Jusqu’alors présenté comme un nouvel album, on peut se demander, au vu du contexte, si l’appellation “nouvel album” est justifié ?

Quand l’ex-TTC, débarque dans le club…

“Lean On Me” s’occupe de gérer les entrées. Physio sympathique, il nous ouvre les portes avec une douce montée de 3 minutes avant de retrouver les origines du morceau, une touche UK Garage en plus.

Alors que la piste est chaude et que le sound system nous chatouille les tympans, “Vibration” prend le relais. Si le gimmick ne change pas, le morceau lui est totalement renouvelé. Progressif, il nous entraîne dans une transe furieuse, à mille lieux de son approche hip hop originelle.

Tout d’abord dévoilé il y a un an sur BBC Radio 1, puis en février dernier sur les plateformes de téléchargement, “You Too” est encore une fois de la partie. Fer de lance de ce nouvel opus, la pop enchanteuse de “You” a été troquée par un tube stellaire.

En revanche “Animal Style”, “Sigmund”, “The Talking Drums” ou encore “Albatros” sont une douche froide. Leur manque d’innovation et de renouveau ternit le tableau, seule la cohérence qu’ils portent à l’album et la légère croissance de leur potentiel dance semble justifier leur présence.

On trouve tout de même au coeur de ces 11 pistes une petite pépite. Une relecture aérienne de “Wake Me Up” qui gagne ainsi en intensité. Une lente ascension frissonnante et saisissante.

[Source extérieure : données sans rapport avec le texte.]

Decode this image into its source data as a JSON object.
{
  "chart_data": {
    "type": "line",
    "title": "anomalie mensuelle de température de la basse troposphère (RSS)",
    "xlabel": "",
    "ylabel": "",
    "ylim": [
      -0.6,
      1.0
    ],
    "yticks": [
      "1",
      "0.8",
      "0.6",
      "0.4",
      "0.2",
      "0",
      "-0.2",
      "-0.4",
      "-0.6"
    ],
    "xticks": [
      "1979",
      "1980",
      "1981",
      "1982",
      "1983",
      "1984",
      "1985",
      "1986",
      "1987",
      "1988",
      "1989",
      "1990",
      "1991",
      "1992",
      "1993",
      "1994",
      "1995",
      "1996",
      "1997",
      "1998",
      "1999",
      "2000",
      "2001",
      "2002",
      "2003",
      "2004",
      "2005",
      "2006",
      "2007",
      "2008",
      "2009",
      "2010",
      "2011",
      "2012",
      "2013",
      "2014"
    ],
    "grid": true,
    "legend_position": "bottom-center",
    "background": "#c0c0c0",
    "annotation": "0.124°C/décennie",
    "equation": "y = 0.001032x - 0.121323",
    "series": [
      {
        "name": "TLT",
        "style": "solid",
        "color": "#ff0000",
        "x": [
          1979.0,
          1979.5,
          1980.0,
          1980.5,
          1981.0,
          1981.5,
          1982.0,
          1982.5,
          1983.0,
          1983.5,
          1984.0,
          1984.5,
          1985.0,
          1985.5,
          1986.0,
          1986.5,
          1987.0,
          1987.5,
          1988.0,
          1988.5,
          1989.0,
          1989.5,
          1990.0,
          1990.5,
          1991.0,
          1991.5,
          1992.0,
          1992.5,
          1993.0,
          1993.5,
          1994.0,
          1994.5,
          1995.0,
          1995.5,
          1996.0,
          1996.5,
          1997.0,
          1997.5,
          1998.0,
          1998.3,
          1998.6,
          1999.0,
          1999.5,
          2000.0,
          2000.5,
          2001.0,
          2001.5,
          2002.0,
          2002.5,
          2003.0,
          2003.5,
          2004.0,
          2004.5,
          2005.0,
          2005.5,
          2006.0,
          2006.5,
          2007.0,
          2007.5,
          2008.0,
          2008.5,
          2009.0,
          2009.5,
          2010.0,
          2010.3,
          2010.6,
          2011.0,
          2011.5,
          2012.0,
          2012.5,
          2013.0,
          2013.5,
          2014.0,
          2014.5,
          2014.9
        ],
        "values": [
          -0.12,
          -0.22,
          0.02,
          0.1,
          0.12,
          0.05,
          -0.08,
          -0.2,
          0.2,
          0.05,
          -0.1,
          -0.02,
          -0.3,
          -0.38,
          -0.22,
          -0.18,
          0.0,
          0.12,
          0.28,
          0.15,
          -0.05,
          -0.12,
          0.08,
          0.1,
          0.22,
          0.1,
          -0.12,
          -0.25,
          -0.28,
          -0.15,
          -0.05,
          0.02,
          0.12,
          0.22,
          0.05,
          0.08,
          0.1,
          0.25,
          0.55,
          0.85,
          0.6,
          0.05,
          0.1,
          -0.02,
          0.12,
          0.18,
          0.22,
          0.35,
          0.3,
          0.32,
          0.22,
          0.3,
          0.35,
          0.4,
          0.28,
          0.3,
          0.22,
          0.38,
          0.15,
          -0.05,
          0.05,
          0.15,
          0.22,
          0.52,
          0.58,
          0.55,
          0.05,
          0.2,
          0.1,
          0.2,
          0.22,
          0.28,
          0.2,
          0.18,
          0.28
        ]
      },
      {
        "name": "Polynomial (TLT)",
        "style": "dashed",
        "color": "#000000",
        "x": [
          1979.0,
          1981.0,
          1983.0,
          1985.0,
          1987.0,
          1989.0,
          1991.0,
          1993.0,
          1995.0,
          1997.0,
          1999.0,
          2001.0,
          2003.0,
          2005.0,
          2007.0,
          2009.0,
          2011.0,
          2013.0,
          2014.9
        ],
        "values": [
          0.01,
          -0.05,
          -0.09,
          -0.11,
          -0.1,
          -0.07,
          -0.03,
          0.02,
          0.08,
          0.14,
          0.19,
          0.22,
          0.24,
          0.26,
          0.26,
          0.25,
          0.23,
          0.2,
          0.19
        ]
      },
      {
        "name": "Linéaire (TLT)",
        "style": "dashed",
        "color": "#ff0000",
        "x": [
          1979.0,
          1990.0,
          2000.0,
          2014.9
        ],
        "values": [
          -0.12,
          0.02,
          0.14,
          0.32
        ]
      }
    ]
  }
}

CLUB est une cure de jouvence sous MD difficile à décrire. Avec des titres comme “Animal Style”, “Mother” et “Compute” issus de différentes releases, il est impossible de le qualifier comme simple rework de Passion. Le travail en studio ne permet pas de lui donner le statut d’album live. Qu’importe.

Si le live de Para One ne nous avait pas foncièrement emballés, ce travail ayant vogué entre scène et studio est bien plus probant et offre une nouvelle jeunesse à un Passion vieillissant. À écouter à la maison ou en club.